Voici le détail de ses dépenses et revenus mensuels :

Zone grise : 

Bien que passionné par son travail, Shelby déplore le manque de reconnaissance légale et de son travail, ce qui lui pose parfois problème. Cette absence de reconnaissance le prive notamment de sécurité sociale, surtout que Shelby paie en moyenne 600 dinars de frais médicaux par mois. En plus de prendre en charge les dépenses de santé de certains proches, il souffre lui-même de SSPT (Syndrome de stress post-traumatique). “Avec toutes les choses que j’ai vu sur terrain, je consulte et j’ai des médicaments que je dois acheter chaque mois.” 

Le travail de Shelby l'amène parfois en effet vers des zones à risque. "J'ai passé un mois en Turquie après le tremblement de terre. Ces choses-là vous imprègnent, c'est inévitable", explique-t-il.

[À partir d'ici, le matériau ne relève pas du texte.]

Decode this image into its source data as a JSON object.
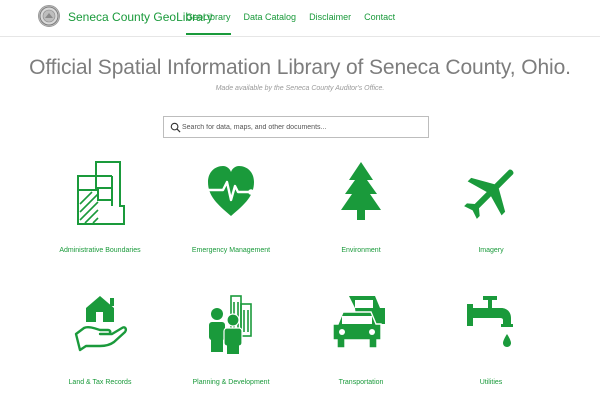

En plus de la prise en charge de ses frais médicaux, l’absence de statut le dérange notamment lorsqu’il a affaire aux forces de l’ordre en Tunisie : 

“Je me sens impuissant, quand je me retrouve devant les policiers une caméra à la main et sans carte de presse". 

Futur

“Si mon présent n’est pas clair, que dire du futur ?”, s’interroge Shelby. Même si Shelby aime son travail, son instabilité au quotidien et les charges auxquelles il doit subvenir lui pèsent lourdement. Le reporter aimerait s’assurer une stabilité financière et espère un jour que sa profession soit reconnue à sa juste valeur.